Brute Force: CPI(M) victory procession after Nandigram recapture
The charge of using state machinery in partisan ways was to stick to him more tenaciously: in November, two months after the bad press had goaded him into shifting the project, armed CPI(M) men "recaptured" Nandigram.
The spiral of violence led to CRPF deployment, the governor talking upbraiding language (allegedly out of turn) , and the final shame: the spectre of Calcutta's citizenry, students and intellectuals taking to the streets.
For the CPI(M), with its invincible election machine, violence is part of a day's work—after all, it matured in the crucible of the bloodiest of decades, the 1970s, when Congress governments eliminated thousands of young Naxals. Hanan Mollah, eight-term Lok Sabha MP, told Outlook candidly, "Look, we never claimed to be Gandhians. When people attack us, we resist. Over 3,000 of our workers were living in refugee camps and were desperate to return to their homes and a normal life. When they met with armed resistance, what did you expect them to do? Toss rosogullas at their opponents?"


The elusive peace: An Indian army soldier on patrol outside the Missionaris of Charity HQ on A.J.C Bose Road in Calcutta
Violence may not bother the CPI(M) much But the gradual alienation of the Muslims does—they account for 27 per cent across the state. The LF polled a little over 50 per cent in '06, and a united opposition can theoretically, tilt the balance by snaffling a bit of the minority vote. The fact that 60 per cent of Nandigram's residents are Muslim enabled the JUH and Trinamul to interpret the issue in loaded terms. What helped build the case was the usual tale of deprivation. The Sachar Report of 2006 did not just conclusively prove the abysmally low socio-economic status of Muslims across India but, embarrassingly for the LF, put West Bengal's Muslims at the bottom of the pile. If all the statistics lacked symbolism, the gap was filled this autumn by the Rizwanur Rehman case, a story that captured the public imagination, and highlighted the dubious role of the state police.
That logic came to bizarre fruition last week as Calcutta erupted: Taslima Nasreen was the immediate excuse. Local Muslims clashed with the police amid rioting and arson in the heart of the city on November 21. The army was deployed in the city for the first time after the Babri episode. Poor intelligence saw the administration caught unawares; the CPI(M) had the disquieting experience of seeing angry Muslim youth direct their anger at the party, even ransacking a party office at Beniapukur.


Shame!: Says a Youth Congress banner, during their two day strike in Calcutta
Worse, the violence appears to have been pre-planned.

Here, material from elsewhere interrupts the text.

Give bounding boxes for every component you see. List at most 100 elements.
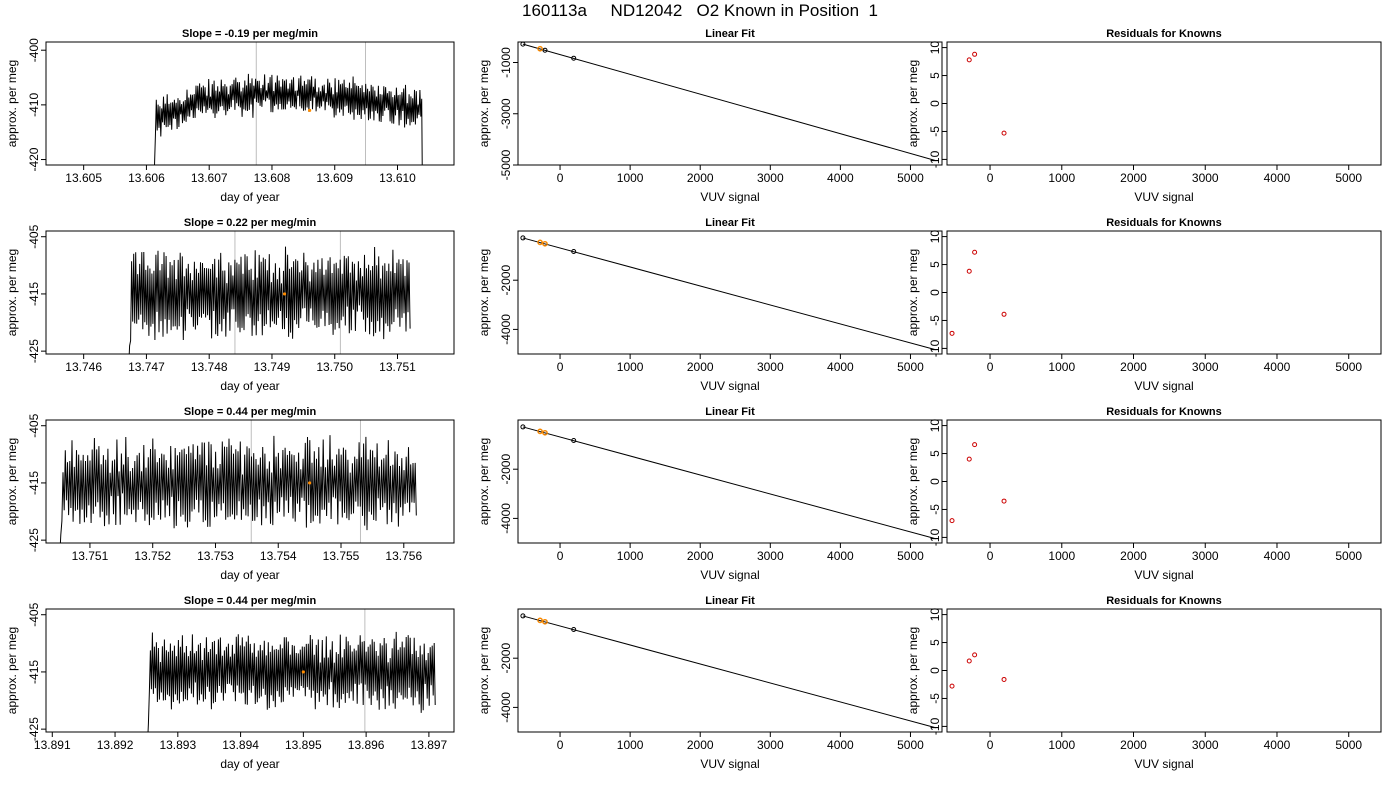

In its run-up, the All India Minority Forum (a minor, Congress-backed body) and a much larger Muslim body called the Furfura Sharif Muzadeedia Anath Foundation had been organising roadblocks across Bengal to protest against the "recapture" of Nandigram. Till then, these protests had been free of violence. On November 21, however, things took an ugly turn after police clashed with those who had blocked Ripon Street to allow an ambulance carrying a critically ill woman to pass through.
"The way the violence spread after one mild baton charge shows that the news of this police action was conveyed promptly to waiting mobs of young men in Muslim-dominated areas, who then emerged to launch concerted and vicious attacks in at least seven places," says a senior police officer. The Minority Forum and the Anath Foundation were at the forefront of the rioting, but the JUH and its state unit secretary Siddiqullah Chowdhury were said to have masterminded it. A senior home department official told Outlook that no one else had the means to organise such an attack. "This is the JUH's handiwork," he says. "It has been looking for an opportunity to avenge Nandigram, and these protests came in handy. With the government on the backfoot, the JUH knew the police would be very restrained even in the face of extreme provocation," he said.
The turn of events was sufficient for the CPI(M) to realise that Muslim alienation could, in the long run, be dangerous for it. Samik Lahiri, CPI(M) MP from Diamond Harbour, whose constituency is across the river from Nandigram, admits as much. "Muslim and Hindu fundamentalists are working in concert," he says. "I've seen identical communal leaflets with just names being substituted. This is a JUH plot to separate us from our base among the Muslims." He says the CPI(M) is carrying out an "intensive" campaign in all districts to "counter the disinformation"—to be sure, the JUH has been going to town about how it has finally broken the CPI(M)'s hold on the Muslims.
Conversations with a cross-section of state CPI(M) MPs are revealing. They all admit there was a "communication gap" which led to a "misunderstanding" with the people of Nandigram and agree the party had not worked sufficiently to "educate" the people on the need to industrialise Bengal. But the attack on Fortress CPI(M), plus the criticism by allies in the LF, Left intellectuals, Governor Gopal Gandhi, the courts and the media has ensured a closing of ranks in the party.


Mamata, en route to Nandigram
So much so, party leaders are reluctant to lay the entire blame at Buddhadeb's door, though they feel Jyoti Basu would have handled the situation better. "Jyoti babu is the oldest man in our party with the youngest mind, and it is a modern mind," a party senior told Outlook. "He is an embodiment of democratic values. Don't forget, he came through the struggle—he was not just India's longest-serving CM, but probably also the longest-serving opposition leader in a state legislature." Of Buddhadeb, he merely says, "The results of the 2006 assembly elections turned his head and made him arrogant."
It's a view endorsed by civil servants who have observed both men closely. Basu is considered a far superior crisis manager. As an ias officer put it, "In some ways, he may be more ruthless, but he is also cool-headed." Comparing him with Buddhadeb, he goes on to say, "Basu is like a reservoir accepting all the information and advice given and then taking the tough decisions. Buddhadeb, on the other hand, has very poor judgement and has surrounded himself with poor advisors and sycophants. He is a bad political manager and doesn't even have the late Anil Biswas—who did the political management—to help him."
Birbhum MP Ramachandra Dome, however, says it is unfair to compare Basu and Buddhadeb. "After the 2006 elections," he says, "our government's priorities and thrust areas changed. The purchasing capacity of rural Bengal, thanks to our reforms in that sector, has grown to Rs 21,000 crore, but with agriculture nationally in distress and employment in decline in these parts, we needed to create alternate job avenues in industry. This is a transition phase and Buddhadeb babu is the CM now. It is naturally a difficult phase. We all have to collectively work to change the mindset of the people. It is wrong to pin the blame on Buddhadeb—ours is a collective leadership."
Brave words, but can they counter those of Alexander Pope, whom a civil servant quotes: "Of all the causes that conspire to blind/Man's erring judgement and misguide the mind/What the weak head with strongest bias rules/Is Pride the never failing vice of fools." Will that be Buddhadeb's political epitaph?